Authors: Takuto Koyama, Shigeyuki Matsumoto, Hiroaki Iwata, Ryosuke Kojima, and Yasushi Okuno
Journal of Chemical Information and Modeling
https://pubs.acs.org/doi/10.1021/acs.jcim.3c00269
Dependencies can be installed with conda:
conda env create -f environment.yml
conda activate kmol
bash install.sh
Datsets used for this work is avaiable. (https://drive.google.com/drive/folders/1LILb8msjzWFPdM79dOWF1XZzSqerxm4d?usp=share_link)

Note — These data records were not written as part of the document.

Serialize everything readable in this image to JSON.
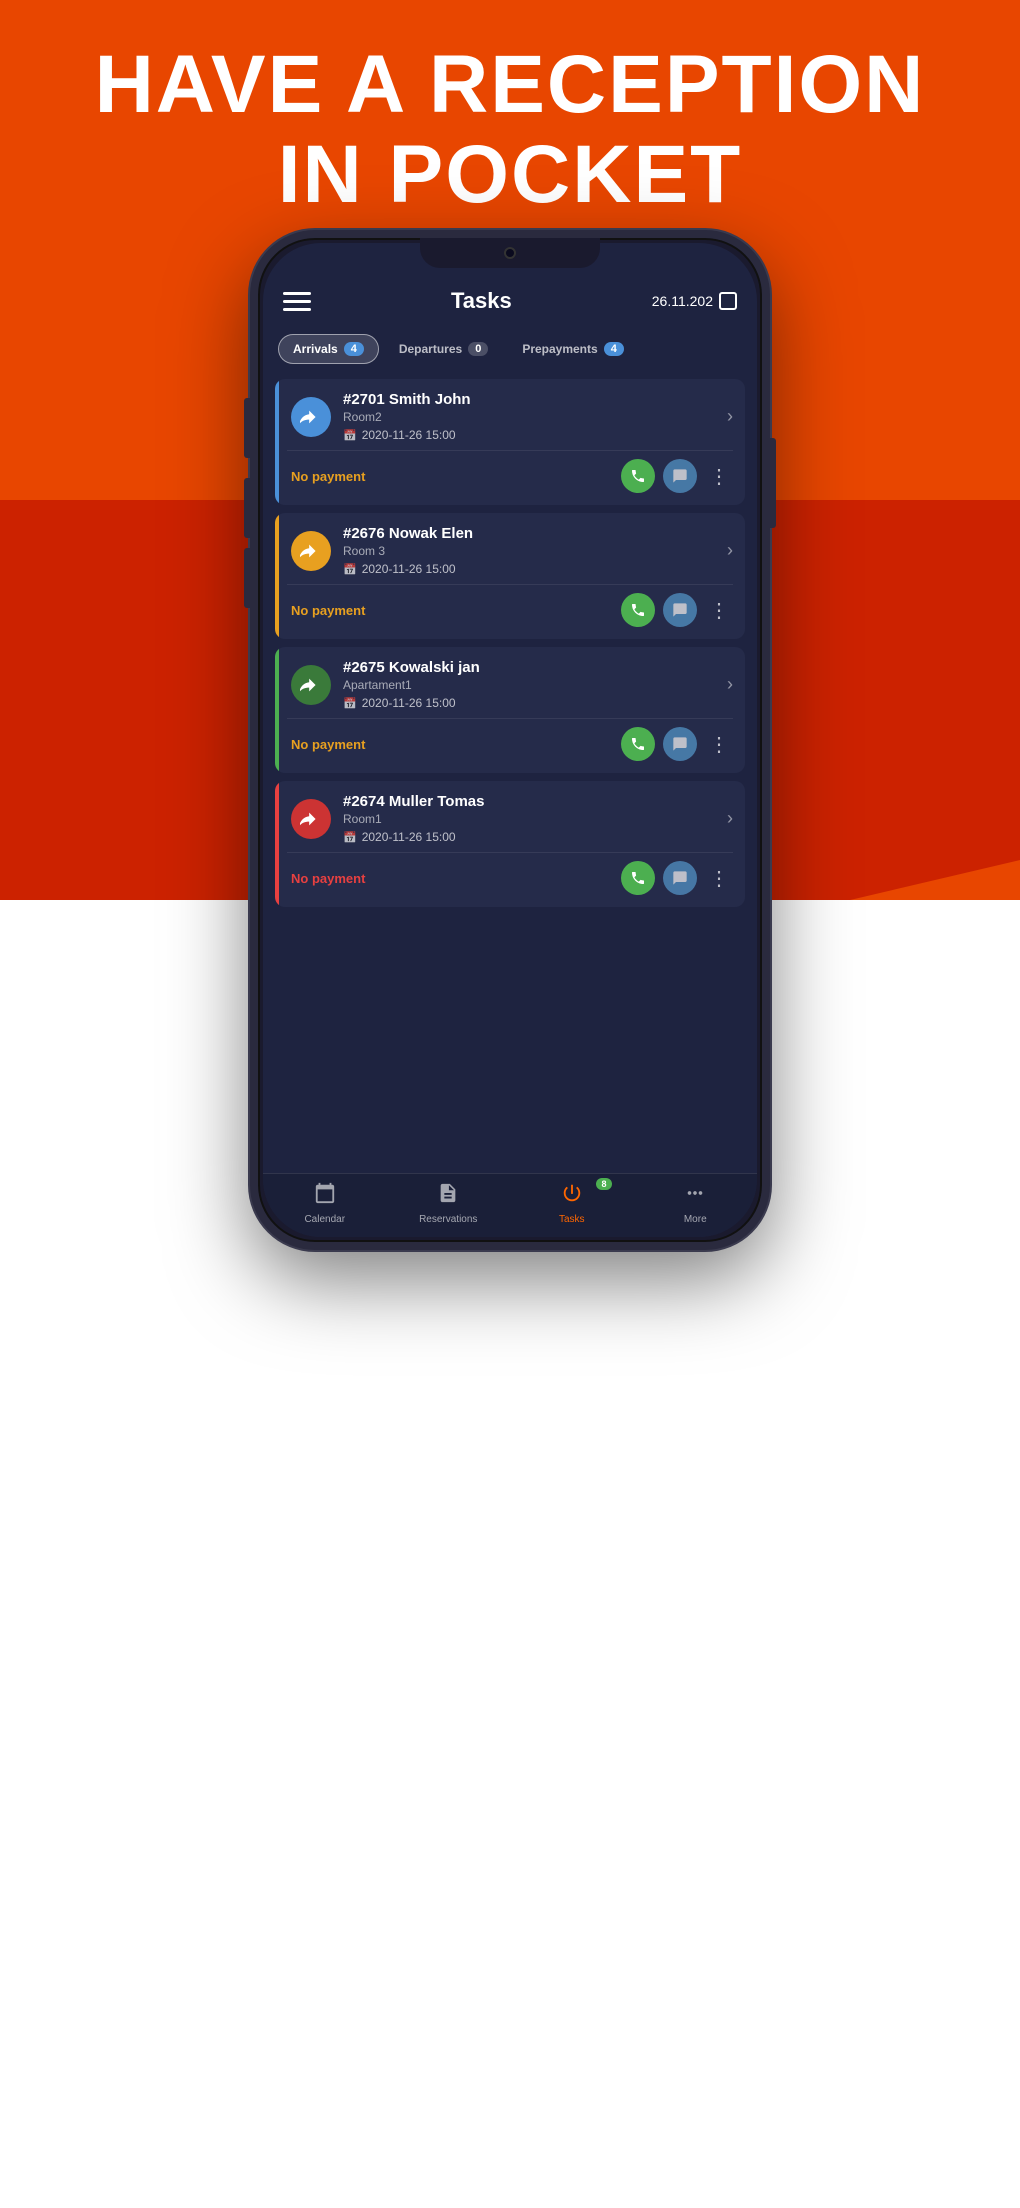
{
  "hero": {
    "line1": "HAVE A RECEPTION",
    "line2": "IN POCKET"
  },
  "app": {
    "header": {
      "title": "Tasks",
      "date": "26.11.202",
      "hamburger_label": "menu"
    },
    "filters": [
      {
        "label": "Arrivals",
        "count": "4",
        "active": true
      },
      {
        "label": "Departures",
        "count": "0",
        "active": false
      },
      {
        "label": "Prepayments",
        "count": "4",
        "active": false
      }
    ],
    "reservations": [
      {
        "id": "#2701",
        "name": "Smith John",
        "room": "Room2",
        "date": "2020-11-26 15:00",
        "payment_status": "No payment",
        "payment_color": "orange",
        "border_color": "blue",
        "icon_color": "blue"
      },
      {
        "id": "#2676",
        "name": "Nowak Elen",
        "room": "Room 3",
        "date": "2020-11-26 15:00",
        "payment_status": "No payment",
        "payment_color": "orange",
        "border_color": "orange",
        "icon_color": "orange"
      },
      {
        "id": "#2675",
        "name": "Kowalski jan",
        "room": "Apartament1",
        "date": "2020-11-26 15:00",
        "payment_status": "No payment",
        "payment_color": "orange",
        "border_color": "green",
        "icon_color": "green"
      },
      {
        "id": "#2674",
        "name": "Muller Tomas",
        "room": "Room1",
        "date": "2020-11-26 15:00",
        "payment_status": "No payment",
        "payment_color": "red",
        "border_color": "red",
        "icon_color": "red"
      }
    ],
    "bottom_nav": [
      {
        "label": "Calendar",
        "icon": "📅",
        "active": false
      },
      {
        "label": "Reservations",
        "icon": "📋",
        "active": false
      },
      {
        "label": "Tasks",
        "icon": "⚡",
        "active": true,
        "badge": "8"
      },
      {
        "label": "More",
        "icon": "···",
        "active": false
      }
    ]
  }
}
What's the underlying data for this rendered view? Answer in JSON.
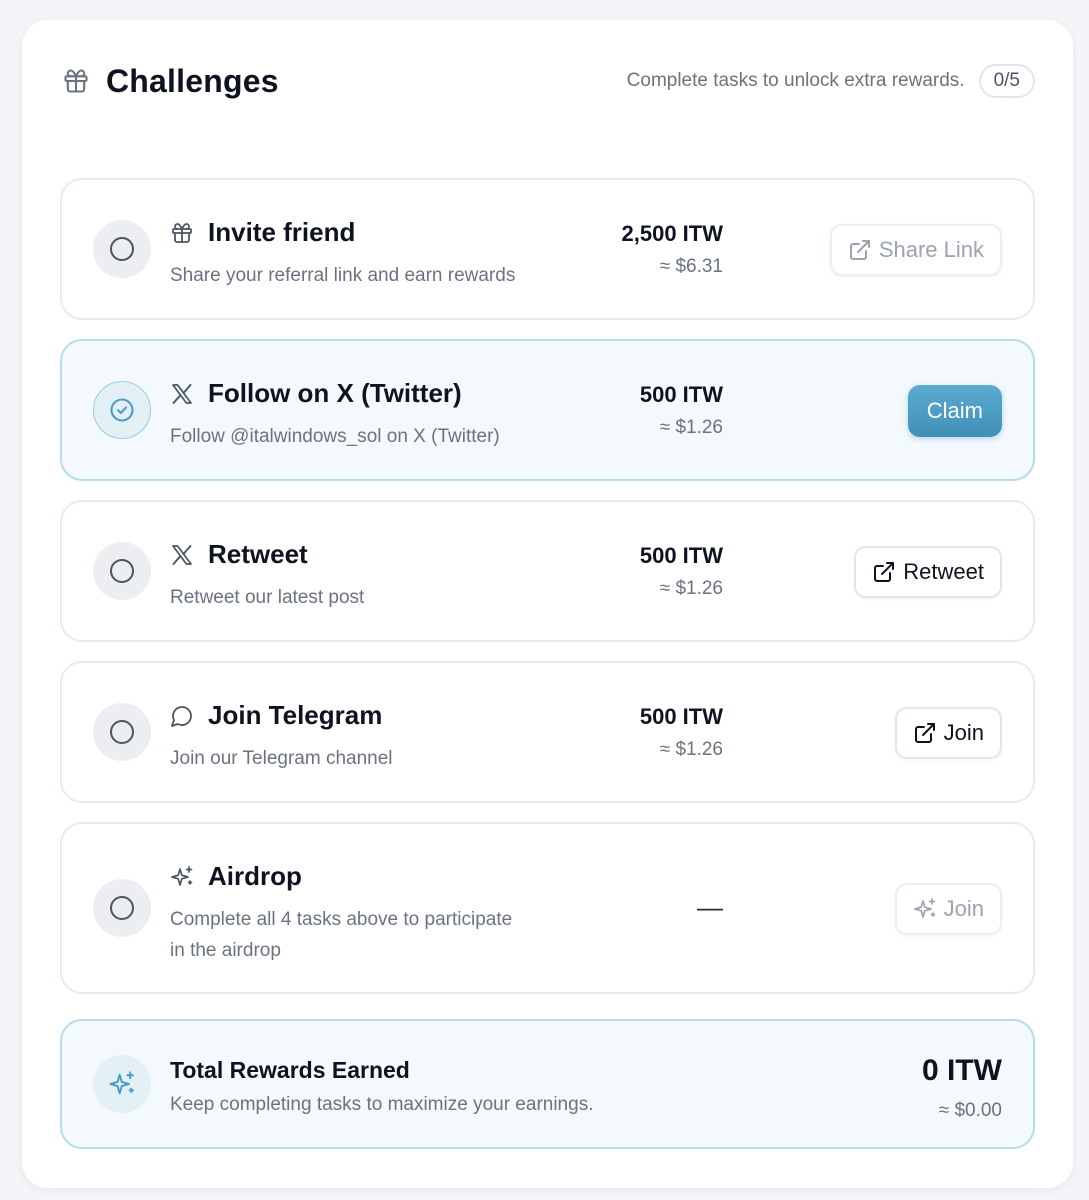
{
  "header": {
    "title": "Challenges",
    "subtitle": "Complete tasks to unlock extra rewards.",
    "progress": "0/5",
    "icon": "gift-icon"
  },
  "tasks": [
    {
      "title": "Invite friend",
      "desc": "Share your referral link and earn rewards",
      "amount": "2,500 ITW",
      "usd": "≈ $6.31",
      "button": "Share Link",
      "icon": "gift-icon"
    },
    {
      "title": "Follow on X (Twitter)",
      "desc": "Follow @italwindows_sol on X (Twitter)",
      "amount": "500 ITW",
      "usd": "≈ $1.26",
      "button": "Claim",
      "icon": "x-logo-icon"
    },
    {
      "title": "Retweet",
      "desc": "Retweet our latest post",
      "amount": "500 ITW",
      "usd": "≈ $1.26",
      "button": "Retweet",
      "icon": "x-logo-icon"
    },
    {
      "title": "Join Telegram",
      "desc": "Join our Telegram channel",
      "amount": "500 ITW",
      "usd": "≈ $1.26",
      "button": "Join",
      "icon": "chat-bubble-icon"
    },
    {
      "title": "Airdrop",
      "desc_line1": "Complete all 4 tasks above to participate",
      "desc_line2": "in the airdrop",
      "amount": "—",
      "button": "Join",
      "icon": "sparkles-icon"
    }
  ],
  "total": {
    "title": "Total Rewards Earned",
    "desc": "Keep completing tasks to maximize your earnings.",
    "amount": "0 ITW",
    "usd": "≈ $0.00",
    "icon": "sparkles-icon"
  },
  "colors": {
    "accent": "#4a9cc4",
    "active_bg": "#f3f9fc",
    "active_border": "#b4dcea",
    "muted_text": "#6b7280"
  }
}
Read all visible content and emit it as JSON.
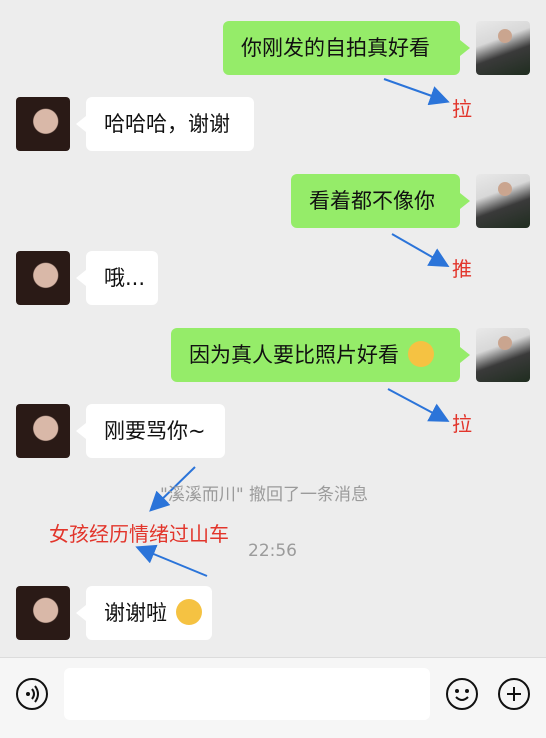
{
  "messages": [
    {
      "side": "right",
      "text": "你刚发的自拍真好看"
    },
    {
      "side": "left",
      "text": "哈哈哈，谢谢"
    },
    {
      "side": "right",
      "text": "看着都不像你"
    },
    {
      "side": "left",
      "text": "哦..."
    },
    {
      "side": "right",
      "text": "因为真人要比照片好看"
    },
    {
      "side": "left",
      "text": "刚要骂你~"
    },
    {
      "side": "left",
      "text": "谢谢啦"
    }
  ],
  "annotations": {
    "a1": "拉",
    "a2": "推",
    "a3": "拉",
    "a4": "女孩经历情绪过山车"
  },
  "system": {
    "recall": "\"溪溪而川\" 撤回了一条消息",
    "time": "22:56"
  },
  "icons": {
    "voice": "voice-toggle-icon",
    "emoji": "emoji-icon",
    "plus": "plus-icon"
  },
  "colors": {
    "bubble_right": "#95ec69",
    "bubble_left": "#ffffff",
    "annotation": "#e2352b",
    "background": "#ededed"
  }
}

Please refer to the original repository for the usage of kMoL v.1.0.1 (https://github.com/elix-tech/kmol).
.
├── data
| ├── self_training_kinase : data for kinase families
| ├──cv1
| ├──kinase_self_training
| ├── config/ : configuration file
| ├── data/ : dataset (csv)
| ├── split/ : json files for split
| └── run.sh : script for running self-training
├── docker/ :
├── src : source code
│ ├── kmol/ : modules for kmol
│ ├── mila/ : modules for federated learning
│ └── self : scripts for self-training
├── LICENSE : LICENSE file
└── README.md : this file
After moving to the ./data/self_training_*/cv1/*_self_training/
directory, you can initialize the self-training by the following command:
bash run.sh